Из светящихся тонких грибов, согретых пестрой подушкой мха,
Являющихся единственными путеводными огоньками в туннелях и пещерах,
Из чужеземных цветов,
Семена коих, решившись путешествовать вместе с бродячими артистами,
Застревали в разукрашенных Наном скрипучих колесах,
Прибывали в королевство Флердеруж
И, очарованные красотой местных садов,
Оставались в стране дурманящих ароматами красных роз и алых цветов шиповника навсегда.

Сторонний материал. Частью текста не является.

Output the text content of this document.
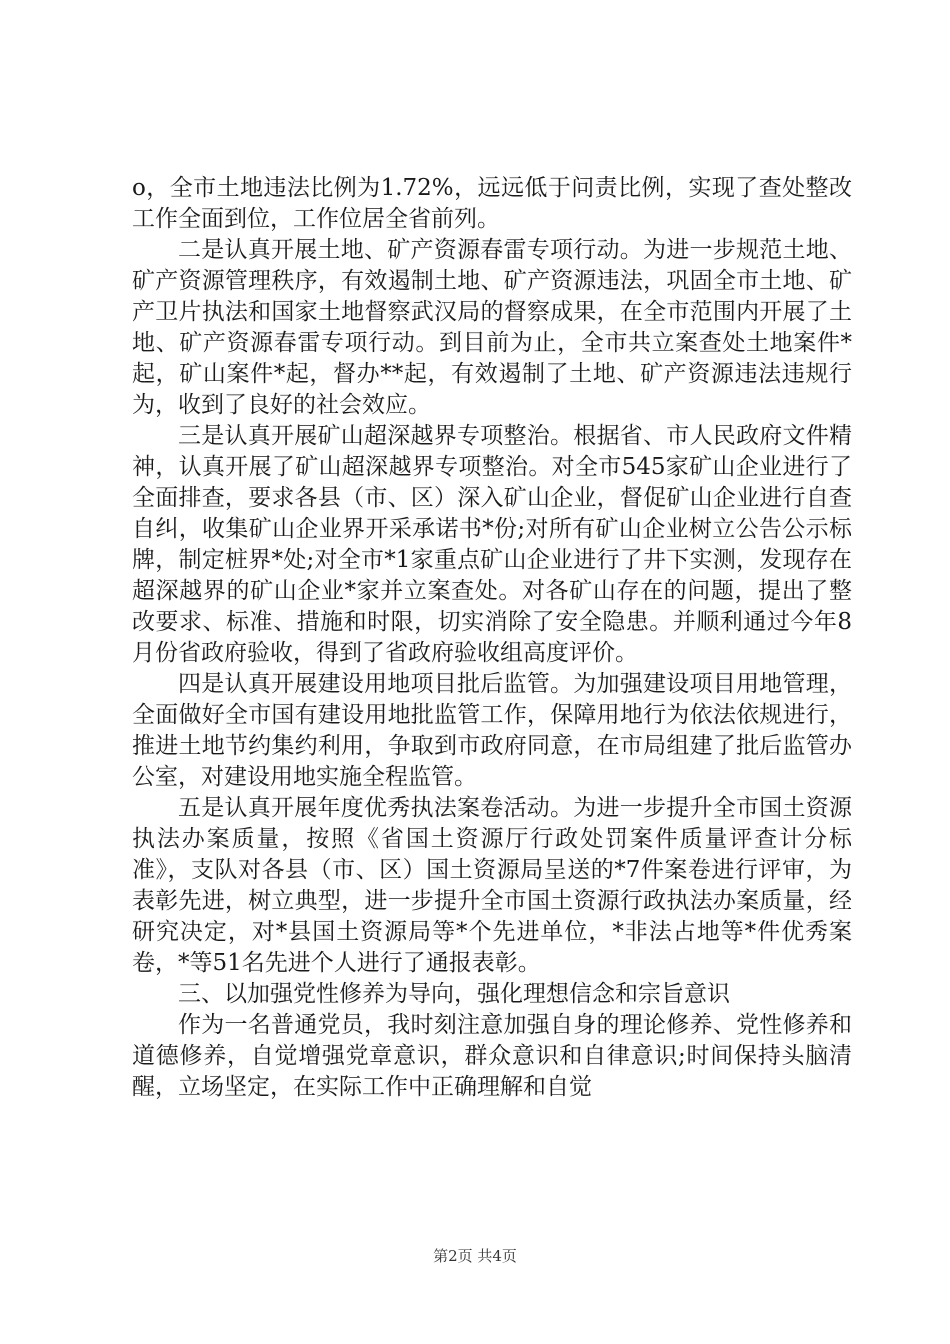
o，全市土地违法比例为1.72%，远远低于问责比例，实现了查处整改工作全面到位，工作位居全省前列。

二是认真开展土地、矿产资源春雷专项行动。为进一步规范土地、矿产资源管理秩序，有效遏制土地、矿产资源违法，巩固全市土地、矿产卫片执法和国家土地督察武汉局的督察成果，在全市范围内开展了土地、矿产资源春雷专项行动。到目前为止，全市共立案查处土地案件*起，矿山案件*起，督办**起，有效遏制了土地、矿产资源违法违规行为，收到了良好的社会效应。

三是认真开展矿山超深越界专项整治。根据省、市人民政府文件精神，认真开展了矿山超深越界专项整治。对全市545家矿山企业进行了全面排查，要求各县（市、区）深入矿山企业，督促矿山企业进行自查自纠，收集矿山企业界开采承诺书*份;对所有矿山企业树立公告公示标牌，制定桩界*处;对全市*1家重点矿山企业进行了井下实测，发现存在超深越界的矿山企业*家并立案查处。对各矿山存在的问题，提出了整改要求、标准、措施和时限，切实消除了安全隐患。并顺利通过今年8月份省政府验收，得到了省政府验收组高度评价。

四是认真开展建设用地项目批后监管。为加强建设项目用地管理，全面做好全市国有建设用地批监管工作，保障用地行为依法依规进行，推进土地节约集约利用，争取到市政府同意，在市局组建了批后监管办公室，对建设用地实施全程监管。

五是认真开展年度优秀执法案卷活动。为进一步提升全市国土资源执法办案质量，按照《省国土资源厅行政处罚案件质量评查计分标准》，支队对各县（市、区）国土资源局呈送的*7件案卷进行评审，为表彰先进，树立典型，进一步提升全市国土资源行政执法办案质量，经研究决定，对*县国土资源局等*个先进单位，*非法占地等*件优秀案卷，*等51名先进个人进行了通报表彰。

三、以加强党性修养为导向，强化理想信念和宗旨意识

作为一名普通党员，我时刻注意加强自身的理论修养、党性修养和道德修养，自觉增强党章意识，群众意识和自律意识;时间保持头脑清醒，立场坚定，在实际工作中正确理解和自觉

第2页 共4页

Не хватало в букете лишь золотого бутона, украденного отцом шута,
Чтобы и в самом деле увидела Симара все растения
Рожденные той же землей, какая создала ее, прекраснейшую,
И с тех пор не рождала цветов лучше
Даже в Долине Кристальных Водопадов,
Плодовитой земле вечной весны.
И жег горький гнев сердце Темному Милорду,
И полнилось желчью его иссушенное продолжительной дорогой и зноем горло,
Когда он думал о том,
Что лишился он жены своей,
Как бы ни прятал ее за засовами и цепями,
Скрепленными железными замками и магическими печатями.
Шел колдун дальше по пути,
Проложенному ему знакомыми отпечатками стоп,
А под ногами его шуршали высушенные Солнцем листья,
Которые еще до сошедшего снега не смогла поглотить
Насытившаяся земля.
И воспаленный ревностью ум
Рисовал перед ним похитителя,
Со смехом осыпающего этими листьями Симару,
Плетущего ей венки из полых, сухих урожайных стебельков,
Трясущего деревья в цвету, чтобы оросить ее дождем прозрачных хрупких лепестков,
Готового ей достать с небес холодные звезды,
Чтобы и в предваряющих лето знойных майских днях
Могла ощутить она настоящий лед под ногами и в ладонях.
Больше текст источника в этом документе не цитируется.